An unofficial theme for this issue might be Caring for Others—a necessary reminder given the horrific events in Charlottesville, Virginia, on August 12, 2017. While teachers are told over and over again to "keep politics out of the classroom," I am proud to see so many of us taking a stand in our scholarship. Between the January issue and this August one, it becomes obvious what the field of Computers & Writing cares about: diversity, inclusion, and respect for others, which we promote through our study of communication in the world, through the methods we use in those studies, through the ways we share our research, through the people and texts we cite (although admittedly, we have only begun to be thoughtful in this area), through rhetorical listening, and through calls to action. This issue of Kairos showcases some of the many reasons why making our disciplines a more inclusive space for diversity and accessibility is an important and primary project to continuing our scholarly impact and rhetorical caring for the future.

It is appropriate that this issue starts with authors speaking from their underrepresented perspectives in the field of Computers & Writing: Recipients of the Hawisher-Selfe Caring for the Future award, given annually to first-time attendees who embody a minority at C&W, share their experiences and suggestions for increasing diversity and inclusion in this field. Janine Butler, Joseph Cirio, Victor Del Hierro, Laura Gonzales, Joy Robinson, & respondent Angela Haas draw on video footage from their Town Hall presentation at the 2017 conference to remind us that the field is better the more diverse and inclusive we become. Samuel Head's interview with Cynthia Selfe, on her scholarly legacy, which includes a focus on diversity and inclusion in our field, is a fitting sidebar to the Hawisher-Selfe Caring for the Future award winners. Gregory Zobel provides readers with an interview of Sean Zdenek, that also speaks to inclusion, as Zdenek has helped create the field of Caption Studies through his research on closed captions.
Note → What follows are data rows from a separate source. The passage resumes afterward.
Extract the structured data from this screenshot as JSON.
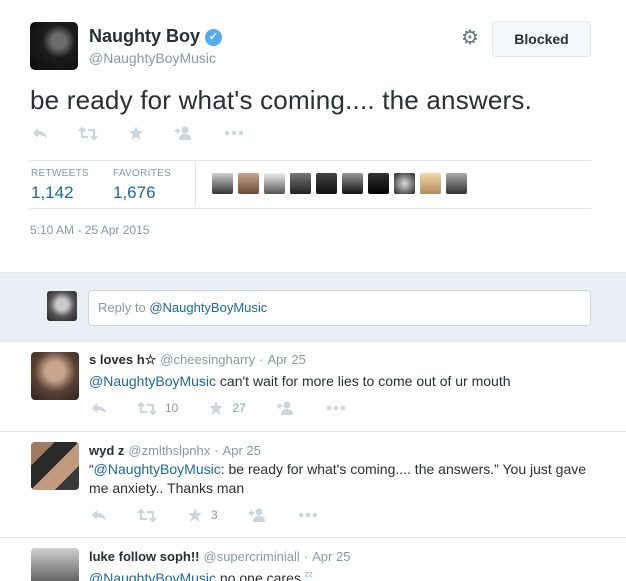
{
  "tweet": {
    "name": "Naughty Boy",
    "handle": "@NaughtyBoyMusic",
    "blocked_label": "Blocked",
    "text": "be ready for what's coming.... the answers.",
    "retweets_label": "RETWEETS",
    "retweets_count": "1,142",
    "favorites_label": "FAVORITES",
    "favorites_count": "1,676",
    "timestamp": "5:10 AM - 25 Apr 2015",
    "favoriter_count_shown": 10
  },
  "reply_box": {
    "prefix": "Reply to ",
    "mention": "@NaughtyBoyMusic"
  },
  "replies": [
    {
      "name": "s loves h☆",
      "handle": "@cheesingharry",
      "date": "Apr 25",
      "mention": "@NaughtyBoyMusic",
      "text": " can't wait for more lies to come out of ur mouth",
      "retweets": "10",
      "favorites": "27"
    },
    {
      "name": "wyd z",
      "handle": "@zmlthslpnhx",
      "date": "Apr 25",
      "quote_open": "“",
      "mention": "@NaughtyBoyMusic",
      "text": ": be ready for what's coming.... the answers.” You just gave me anxiety.. Thanks man",
      "retweets": "",
      "favorites": "3"
    },
    {
      "name": "luke follow soph!!",
      "handle": "@supercriminiall",
      "date": "Apr 25",
      "mention": "@NaughtyBoyMusic",
      "text": " no one cares",
      "zz": "ᶻᶻ"
    }
  ],
  "colors": {
    "link": "#1a6a9f",
    "muted": "#8899a6",
    "verified": "#55acee",
    "reply_bg": "#e9eff4"
  },
  "icons": [
    "verified-icon",
    "gear-icon",
    "reply-icon",
    "retweet-icon",
    "favorite-icon",
    "follow-icon",
    "more-icon"
  ]
}
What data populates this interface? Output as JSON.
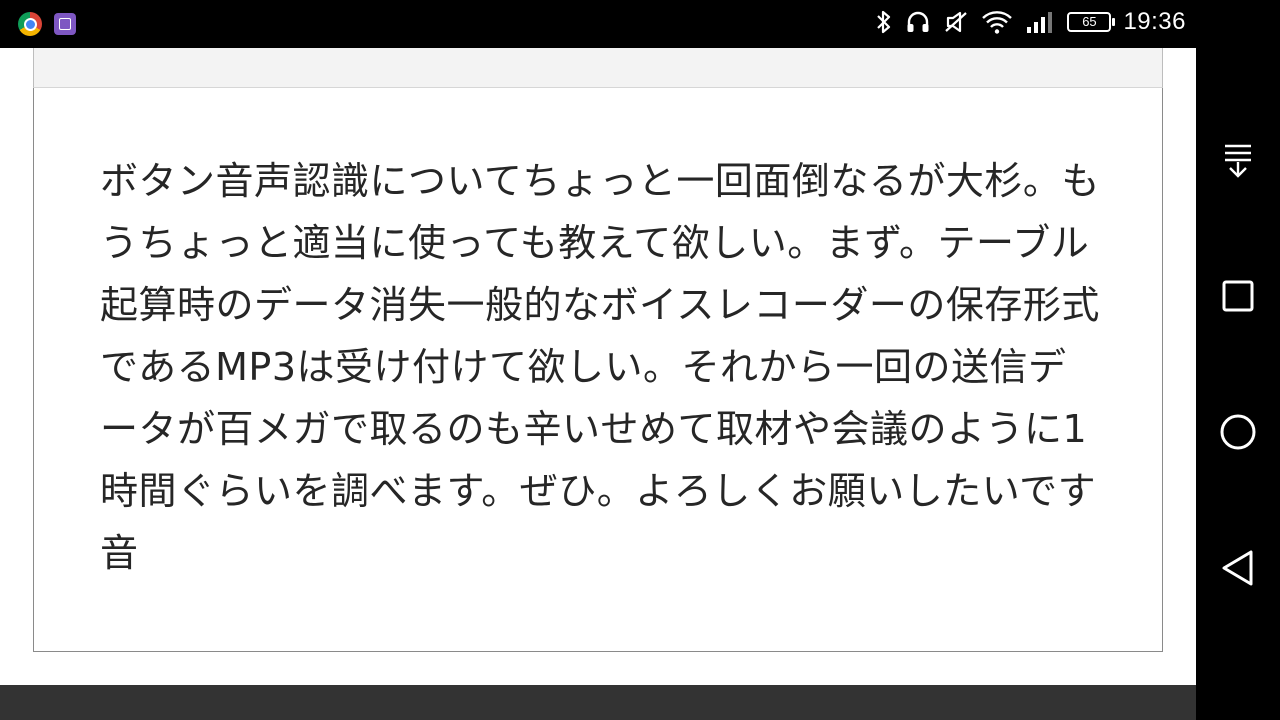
{
  "status_bar": {
    "time": "19:36",
    "battery_level": "65",
    "notification_icons": [
      "chrome-icon",
      "gallery-icon"
    ],
    "system_icons": [
      "bluetooth-icon",
      "headphones-icon",
      "mute-icon",
      "wifi-icon",
      "cellular-signal-icon",
      "battery-icon"
    ]
  },
  "message": {
    "text": "ボタン音声認識についてちょっと一回面倒なるが大杉。もうちょっと適当に使っても教えて欲しい。まず。テーブル起算時のデータ消失一般的なボイスレコーダーの保存形式であるMP3は受け付けて欲しい。それから一回の送信データが百メガで取るのも辛いせめて取材や会議のように1時間ぐらいを調べます。ぜひ。よろしくお願いしたいです音"
  },
  "navigation": {
    "buttons": [
      "notification-pull-icon",
      "recent-apps-icon",
      "home-icon",
      "back-icon"
    ]
  },
  "colors": {
    "text": "#262626",
    "card_border": "#8a8a8a",
    "header_strip": "#f3f3f3",
    "bottom_bar": "#333333",
    "system_bar": "#000000"
  }
}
Captions provide rhetorical clues to transmediated texts, and Kate Artz, Danah Hashem, and Anne Mooney follow this line of argument by providing a multimodal manifesto on the importance of transmodality. Margaret Moore points out in her video, "The Terrain Less Traveled," that being disabled and in a wheelchair doesn't mean she can't be included. She shares her experiences using a wheelchair to navigate space and to argue that a wheelchair allows for an adventurous life.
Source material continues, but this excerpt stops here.